The US Court of Appeals for the Second Circuit today rejected Clare Bronfman’s appeal seeking to reduce her 81-month sentence.
Bronfman, 43, claimed her sentence, which was 54 months above the high end of the applicable Guidelines range. was procedurally unreasonable.
She will not get out of prison early, as she hoped. Her current release date is June 14, 2026. She will be 47.
Bronfman is currently assigned to FCI Danbury, a low security prison. She recently settled a lawsuit with the Bureau of Prisons to remove her public safety factor designation, and is eligible for assignment to a federal prison camp.

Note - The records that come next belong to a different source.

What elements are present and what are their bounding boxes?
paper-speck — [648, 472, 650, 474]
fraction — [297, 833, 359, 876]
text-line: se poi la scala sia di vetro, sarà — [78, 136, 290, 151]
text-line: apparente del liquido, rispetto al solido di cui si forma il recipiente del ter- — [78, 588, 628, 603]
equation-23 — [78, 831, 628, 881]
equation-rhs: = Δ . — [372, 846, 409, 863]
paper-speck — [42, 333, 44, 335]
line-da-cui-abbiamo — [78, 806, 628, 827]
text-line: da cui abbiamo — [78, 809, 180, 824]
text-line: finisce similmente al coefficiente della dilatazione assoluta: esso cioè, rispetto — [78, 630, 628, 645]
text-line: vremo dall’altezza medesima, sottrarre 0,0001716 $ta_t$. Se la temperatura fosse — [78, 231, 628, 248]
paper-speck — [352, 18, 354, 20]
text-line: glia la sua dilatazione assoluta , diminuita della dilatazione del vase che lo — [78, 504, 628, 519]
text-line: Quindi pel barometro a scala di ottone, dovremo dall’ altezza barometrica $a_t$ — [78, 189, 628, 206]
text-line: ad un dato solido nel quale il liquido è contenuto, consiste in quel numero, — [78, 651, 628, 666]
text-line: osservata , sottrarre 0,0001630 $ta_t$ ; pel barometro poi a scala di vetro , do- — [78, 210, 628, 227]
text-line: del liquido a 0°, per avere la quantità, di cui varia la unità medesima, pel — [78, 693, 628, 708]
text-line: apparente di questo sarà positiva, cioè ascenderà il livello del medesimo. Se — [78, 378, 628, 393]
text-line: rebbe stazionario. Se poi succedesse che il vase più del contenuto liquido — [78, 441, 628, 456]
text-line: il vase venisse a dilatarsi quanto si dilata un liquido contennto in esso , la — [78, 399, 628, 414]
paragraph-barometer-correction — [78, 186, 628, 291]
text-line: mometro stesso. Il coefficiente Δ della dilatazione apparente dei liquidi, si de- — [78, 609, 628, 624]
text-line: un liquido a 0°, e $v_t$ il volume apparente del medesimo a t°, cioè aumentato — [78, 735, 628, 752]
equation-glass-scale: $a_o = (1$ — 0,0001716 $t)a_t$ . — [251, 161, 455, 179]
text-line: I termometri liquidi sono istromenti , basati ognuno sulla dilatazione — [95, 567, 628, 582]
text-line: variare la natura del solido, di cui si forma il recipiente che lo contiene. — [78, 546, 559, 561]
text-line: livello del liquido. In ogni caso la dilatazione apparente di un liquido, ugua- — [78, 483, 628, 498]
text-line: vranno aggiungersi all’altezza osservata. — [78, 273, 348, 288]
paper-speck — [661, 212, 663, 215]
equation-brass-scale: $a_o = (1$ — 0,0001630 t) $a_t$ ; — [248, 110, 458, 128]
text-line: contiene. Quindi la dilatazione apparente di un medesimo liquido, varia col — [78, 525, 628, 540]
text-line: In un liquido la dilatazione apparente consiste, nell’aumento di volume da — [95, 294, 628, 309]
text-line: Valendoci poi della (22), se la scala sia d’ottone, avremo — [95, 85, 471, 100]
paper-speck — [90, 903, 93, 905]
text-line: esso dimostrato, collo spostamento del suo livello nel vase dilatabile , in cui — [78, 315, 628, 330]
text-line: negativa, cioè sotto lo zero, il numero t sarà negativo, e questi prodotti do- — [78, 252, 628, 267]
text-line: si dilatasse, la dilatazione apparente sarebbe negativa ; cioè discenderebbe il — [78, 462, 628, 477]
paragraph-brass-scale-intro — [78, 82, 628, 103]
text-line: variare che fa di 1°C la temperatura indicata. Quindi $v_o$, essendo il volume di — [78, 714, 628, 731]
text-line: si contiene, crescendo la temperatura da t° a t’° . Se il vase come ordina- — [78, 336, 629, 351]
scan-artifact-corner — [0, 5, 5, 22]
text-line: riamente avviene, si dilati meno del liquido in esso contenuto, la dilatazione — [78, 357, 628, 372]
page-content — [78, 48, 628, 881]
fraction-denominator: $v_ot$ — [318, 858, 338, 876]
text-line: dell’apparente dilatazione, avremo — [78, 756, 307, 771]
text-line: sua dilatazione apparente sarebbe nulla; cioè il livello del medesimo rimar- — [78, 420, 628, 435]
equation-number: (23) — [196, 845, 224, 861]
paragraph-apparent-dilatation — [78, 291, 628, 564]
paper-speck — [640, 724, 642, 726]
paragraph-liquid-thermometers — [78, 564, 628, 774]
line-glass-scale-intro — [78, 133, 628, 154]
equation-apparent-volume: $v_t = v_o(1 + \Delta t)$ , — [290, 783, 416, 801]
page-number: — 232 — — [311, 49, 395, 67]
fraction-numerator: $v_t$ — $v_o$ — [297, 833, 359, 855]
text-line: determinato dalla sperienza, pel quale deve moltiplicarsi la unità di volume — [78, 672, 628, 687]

In April 2019, Bronfman pleaded guilty to two felony counts before her codefendant Keith Raniere’s trial. Bronfman pleaded guilty to Conspiracy to conceal, harbor, and shield from detection one or more aliens for financial gain, in violation of 8 U.S.C. and unlawful transfer and use of a means of identification of another person with the intent to commit and in connection with attempted tax evasion
The advisory Guidelines sentencing range was 21 to 27 months imprisonment.
Bronfman argued Judge Garaufis erred by relying on a “clearly erroneous finding”—that Bronfman was aware of, or willfully blind to, Raniere’s abuses in DOS.
The three judge appeals’ court panel ruled, “The District Court explicitly stated that it ‘agree[d] with Ms. Bronfman that the available evidence does not establish that she was aware of DOS prior to June 2017 or that she directly or knowingly funded DOS or other sex trafficking activities.’ It acknowledged, however, that her ‘crimes were not committed in a vacuum.’ And it found ‘ most troubling’ that when, in 2017, Bronfman was ‘confronted with information about DOS . . . she doubled down on her support of Raniere and pursued her now familiar practice of attacking his critics.’
After Bronfman learned about DOS in 2017, Bronfman issued a public statement in which “she falsely characterized DOS as a ‘sorority’ that ‘truly benefited the lives of its members.’”
Judge Garuafis stated Bronfman had a “pattern of willful blindness when it comes to Raniere.”
The judge acknowledge before sentencing her that Bronfman may not have known of DOS before 2017, [when Frank Report broke the news to the public] but, as Judge Garaufis said, “she did not want to know either.”
Bronfman argued the judge ignored disparities between her sentence and
the sentences imposed on her co-defendants—Mack, Lauren Salzman, and Kathy Russell—in violation of 18 U.S.C. § 3553(a)( which requires a district court to consider “the need to avoid unwarranted sentence disparities among defendants with similar records who have been found guilty of similar conduct.”
Mack got 3 years, Slazman and Russell got probation.
The 2nd Circuit wrote: “Bronfman’s conduct—before and after her indictment—readily distinguishes her from Mack, Salzman, and Russell, two of whom cooperated with the Government and received sentencing reductions.”
Bronfman argued that her 81-month sentence was excessive, because of statistics that showed that of 27 defendants convicted of the same crimes she committed, none received an above-Guidelines sentence.
Judge Garaufis said at her sentencing, “the context of Ms. Bronfman’s criminal conduct places her in an altogether different category from other defendants convicted of the same offenses.”
The 2nd Circuit ruled “we find that the District Court acted well within its discretion in arriving at its conclusion.”